The rail megaproject linking the coastal metropolis of Karachi to the northwestern city of Peshawar is China’s biggest Belt and Road Initiative (BRI) project in Pakistan, but Islamabad has balked at the cost and financing terms.


Resistance has stiffened under the new government of populist Prime Minister Imran Khan, who has voiced alarm about rising debt levels and says the country must wean itself off foreign loans.


“We are seeing how to develop a model so the government of Pakistan wouldn’t have all the risk,” Khusro Bakhtyar, minister in Pakistan’s planning ministry, told reporters recently.


The cooling of enthusiasm for China’s investments mirrors the unease of incoming governments in Sri Lanka, Malaysia and Maldives, where new administrations have come to power wary of Chinese deals struck by their predecessors.


Pakistan’s new government had wanted to review all BRI contracts.

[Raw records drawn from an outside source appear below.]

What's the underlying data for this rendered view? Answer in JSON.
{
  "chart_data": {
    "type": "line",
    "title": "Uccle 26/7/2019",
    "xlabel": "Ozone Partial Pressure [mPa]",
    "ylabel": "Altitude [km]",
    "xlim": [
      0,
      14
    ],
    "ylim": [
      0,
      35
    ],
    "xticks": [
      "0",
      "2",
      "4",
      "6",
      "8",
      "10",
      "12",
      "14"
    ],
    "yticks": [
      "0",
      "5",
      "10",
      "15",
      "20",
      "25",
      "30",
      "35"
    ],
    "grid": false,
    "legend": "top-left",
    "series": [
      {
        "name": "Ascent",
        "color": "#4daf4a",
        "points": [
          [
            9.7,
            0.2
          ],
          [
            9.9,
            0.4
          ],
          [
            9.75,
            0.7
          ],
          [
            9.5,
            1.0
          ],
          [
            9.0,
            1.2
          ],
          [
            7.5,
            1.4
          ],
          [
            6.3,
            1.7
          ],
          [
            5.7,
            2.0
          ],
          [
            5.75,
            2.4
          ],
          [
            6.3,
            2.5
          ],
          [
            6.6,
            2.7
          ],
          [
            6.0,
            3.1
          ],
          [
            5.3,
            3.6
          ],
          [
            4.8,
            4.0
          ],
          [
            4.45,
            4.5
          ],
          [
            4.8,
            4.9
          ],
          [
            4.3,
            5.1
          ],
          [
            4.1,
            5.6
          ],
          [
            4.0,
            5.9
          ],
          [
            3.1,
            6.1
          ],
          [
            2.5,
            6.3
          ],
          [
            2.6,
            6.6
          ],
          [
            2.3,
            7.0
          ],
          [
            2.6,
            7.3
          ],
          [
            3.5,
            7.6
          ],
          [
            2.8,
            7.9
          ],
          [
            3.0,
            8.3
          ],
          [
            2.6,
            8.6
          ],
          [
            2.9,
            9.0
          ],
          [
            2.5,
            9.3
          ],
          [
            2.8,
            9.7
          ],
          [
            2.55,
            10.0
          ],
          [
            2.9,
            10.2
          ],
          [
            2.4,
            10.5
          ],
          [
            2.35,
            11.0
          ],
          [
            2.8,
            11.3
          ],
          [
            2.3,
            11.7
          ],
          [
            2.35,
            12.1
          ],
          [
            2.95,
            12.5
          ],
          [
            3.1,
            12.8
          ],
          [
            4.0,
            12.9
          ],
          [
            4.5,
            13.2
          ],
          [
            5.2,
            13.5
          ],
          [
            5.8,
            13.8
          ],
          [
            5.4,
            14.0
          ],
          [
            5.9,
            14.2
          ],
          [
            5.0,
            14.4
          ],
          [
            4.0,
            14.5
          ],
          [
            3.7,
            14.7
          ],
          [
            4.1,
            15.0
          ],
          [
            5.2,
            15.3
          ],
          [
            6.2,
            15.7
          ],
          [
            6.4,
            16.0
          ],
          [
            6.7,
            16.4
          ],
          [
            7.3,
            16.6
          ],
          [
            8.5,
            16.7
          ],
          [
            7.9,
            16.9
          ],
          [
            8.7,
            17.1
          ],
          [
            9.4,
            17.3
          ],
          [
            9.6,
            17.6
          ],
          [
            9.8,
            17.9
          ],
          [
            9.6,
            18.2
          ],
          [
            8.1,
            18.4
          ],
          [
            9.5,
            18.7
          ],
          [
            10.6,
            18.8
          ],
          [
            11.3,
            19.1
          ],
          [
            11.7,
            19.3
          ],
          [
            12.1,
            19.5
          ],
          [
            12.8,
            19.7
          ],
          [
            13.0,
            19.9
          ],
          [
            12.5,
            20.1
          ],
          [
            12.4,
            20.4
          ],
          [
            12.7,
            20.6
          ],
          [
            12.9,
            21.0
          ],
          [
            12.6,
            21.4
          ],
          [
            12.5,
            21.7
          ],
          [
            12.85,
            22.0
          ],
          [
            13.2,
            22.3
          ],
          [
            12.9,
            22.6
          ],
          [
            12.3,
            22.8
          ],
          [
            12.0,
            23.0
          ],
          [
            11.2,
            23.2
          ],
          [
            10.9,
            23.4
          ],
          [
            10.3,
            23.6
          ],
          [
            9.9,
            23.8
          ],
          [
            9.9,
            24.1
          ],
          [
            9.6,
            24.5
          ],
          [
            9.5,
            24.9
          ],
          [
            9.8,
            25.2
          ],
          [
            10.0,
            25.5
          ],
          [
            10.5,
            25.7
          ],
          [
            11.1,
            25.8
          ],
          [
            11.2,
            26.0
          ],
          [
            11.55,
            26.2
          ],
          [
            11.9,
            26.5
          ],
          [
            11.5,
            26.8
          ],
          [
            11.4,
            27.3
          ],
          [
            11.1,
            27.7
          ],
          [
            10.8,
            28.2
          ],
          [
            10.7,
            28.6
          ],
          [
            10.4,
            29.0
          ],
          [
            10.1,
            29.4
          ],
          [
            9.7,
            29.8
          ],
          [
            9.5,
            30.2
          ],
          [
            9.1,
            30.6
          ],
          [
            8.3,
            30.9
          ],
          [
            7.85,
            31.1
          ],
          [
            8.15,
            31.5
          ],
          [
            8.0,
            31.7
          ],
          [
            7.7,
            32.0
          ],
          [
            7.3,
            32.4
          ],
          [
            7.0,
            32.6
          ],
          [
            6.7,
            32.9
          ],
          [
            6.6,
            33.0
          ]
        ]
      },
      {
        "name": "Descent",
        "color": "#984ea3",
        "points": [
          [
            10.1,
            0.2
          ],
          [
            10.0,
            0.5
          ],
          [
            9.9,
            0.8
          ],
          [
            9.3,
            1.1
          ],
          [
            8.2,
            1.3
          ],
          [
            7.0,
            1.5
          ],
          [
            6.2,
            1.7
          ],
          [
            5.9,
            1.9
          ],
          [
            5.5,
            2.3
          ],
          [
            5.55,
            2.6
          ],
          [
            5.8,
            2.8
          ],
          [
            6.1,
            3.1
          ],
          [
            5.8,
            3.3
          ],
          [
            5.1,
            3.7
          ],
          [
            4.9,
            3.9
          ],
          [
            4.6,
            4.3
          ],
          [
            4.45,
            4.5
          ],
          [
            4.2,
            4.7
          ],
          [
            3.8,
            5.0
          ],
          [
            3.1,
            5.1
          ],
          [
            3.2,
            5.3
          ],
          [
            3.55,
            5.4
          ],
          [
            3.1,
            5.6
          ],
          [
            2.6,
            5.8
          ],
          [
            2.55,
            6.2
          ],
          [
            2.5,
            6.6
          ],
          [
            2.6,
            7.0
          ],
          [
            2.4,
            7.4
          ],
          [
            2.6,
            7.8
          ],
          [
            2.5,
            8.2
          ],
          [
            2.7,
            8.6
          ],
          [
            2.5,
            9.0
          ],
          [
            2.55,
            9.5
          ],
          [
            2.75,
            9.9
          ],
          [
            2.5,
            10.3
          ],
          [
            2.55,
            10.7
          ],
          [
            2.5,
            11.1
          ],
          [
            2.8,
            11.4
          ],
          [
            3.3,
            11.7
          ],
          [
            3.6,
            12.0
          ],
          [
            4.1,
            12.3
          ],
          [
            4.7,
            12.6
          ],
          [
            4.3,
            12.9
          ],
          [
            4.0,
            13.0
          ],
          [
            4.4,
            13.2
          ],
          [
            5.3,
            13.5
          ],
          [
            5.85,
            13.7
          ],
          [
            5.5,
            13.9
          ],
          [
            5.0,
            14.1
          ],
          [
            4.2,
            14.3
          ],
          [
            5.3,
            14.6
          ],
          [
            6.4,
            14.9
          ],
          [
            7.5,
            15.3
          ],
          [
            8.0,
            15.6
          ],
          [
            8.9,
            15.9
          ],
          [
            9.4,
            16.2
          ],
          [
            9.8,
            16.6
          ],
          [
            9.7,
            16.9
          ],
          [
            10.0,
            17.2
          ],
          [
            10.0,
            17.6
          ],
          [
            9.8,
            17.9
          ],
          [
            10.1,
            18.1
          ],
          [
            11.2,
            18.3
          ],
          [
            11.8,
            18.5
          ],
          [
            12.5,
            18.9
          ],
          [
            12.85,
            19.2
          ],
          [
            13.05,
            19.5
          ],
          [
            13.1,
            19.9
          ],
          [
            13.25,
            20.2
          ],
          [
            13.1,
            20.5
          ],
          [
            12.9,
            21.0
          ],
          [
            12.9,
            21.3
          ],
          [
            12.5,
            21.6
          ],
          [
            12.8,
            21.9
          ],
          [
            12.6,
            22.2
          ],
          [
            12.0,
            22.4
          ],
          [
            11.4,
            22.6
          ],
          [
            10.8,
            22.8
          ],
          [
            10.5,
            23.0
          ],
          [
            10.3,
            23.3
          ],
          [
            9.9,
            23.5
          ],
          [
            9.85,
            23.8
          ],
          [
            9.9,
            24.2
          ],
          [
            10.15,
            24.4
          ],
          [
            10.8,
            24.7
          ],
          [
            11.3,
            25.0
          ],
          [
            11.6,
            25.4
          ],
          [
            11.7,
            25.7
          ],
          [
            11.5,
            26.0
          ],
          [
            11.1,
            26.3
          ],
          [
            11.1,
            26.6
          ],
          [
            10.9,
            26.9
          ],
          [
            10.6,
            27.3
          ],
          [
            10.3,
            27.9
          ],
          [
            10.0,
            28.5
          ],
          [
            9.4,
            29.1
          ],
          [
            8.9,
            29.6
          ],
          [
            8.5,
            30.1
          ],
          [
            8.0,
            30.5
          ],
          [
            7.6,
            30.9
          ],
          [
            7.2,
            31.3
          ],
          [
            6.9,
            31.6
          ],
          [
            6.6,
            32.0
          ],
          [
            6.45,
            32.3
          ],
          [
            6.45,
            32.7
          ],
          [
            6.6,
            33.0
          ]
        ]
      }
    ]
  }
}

Officials say there are concerns the deals were badly negotiated, too expensive or overly favoured China.


But to Islamabad’s frustration, Beijing is only willing to review projects that have not yet begun, senior government officials said.


China’s Foreign Ministry said that both sides were committed to pressing forward with BRI projects, “to ensure those projects that are already built operate as normal, and those which are being built proceed smoothly”.


Pakistani officials say they remain committed to Chinese investment but want to push harder on price and affordability, while re-orientating the China-Pakistan Economic Corridor (CPEC) — for which Beijing has pledged about $60 billion in infrastructure funds — to focus on projects that deliver social development in line with Khan’s election platform.


China’s Ambassador to Pakistan, Yao Jing, said that Beijing was open to changes proposed by the new government and “we will definitely follow their agenda” to work out a roadmap for BRI projects based on “mutual consultation”.


“It constitutes a process of discussion with each other about this kind of model, about this kind of roadmap for the future,” Yao said.


Beijing would only proceed with projects that Pakistan wanted, he added. “This is Pakistan’s economy, this is their society,” Yao said.


Islamabad’s efforts to recalibrate CPEC are made trickier by its dependence on Chinese loans to prop up its vulnerable economy.


Growing fissures in relations with Pakistan’s historic ally the United States have also weakened the country’s negotiating hand, as has a current account crisis likely to lead to a bailout by the International Monetary Fund, which may demand spending cuts.


“We have reservations, but no other country is investing in Pakistan. What can we do?” one Pakistani minister said. — Reuters.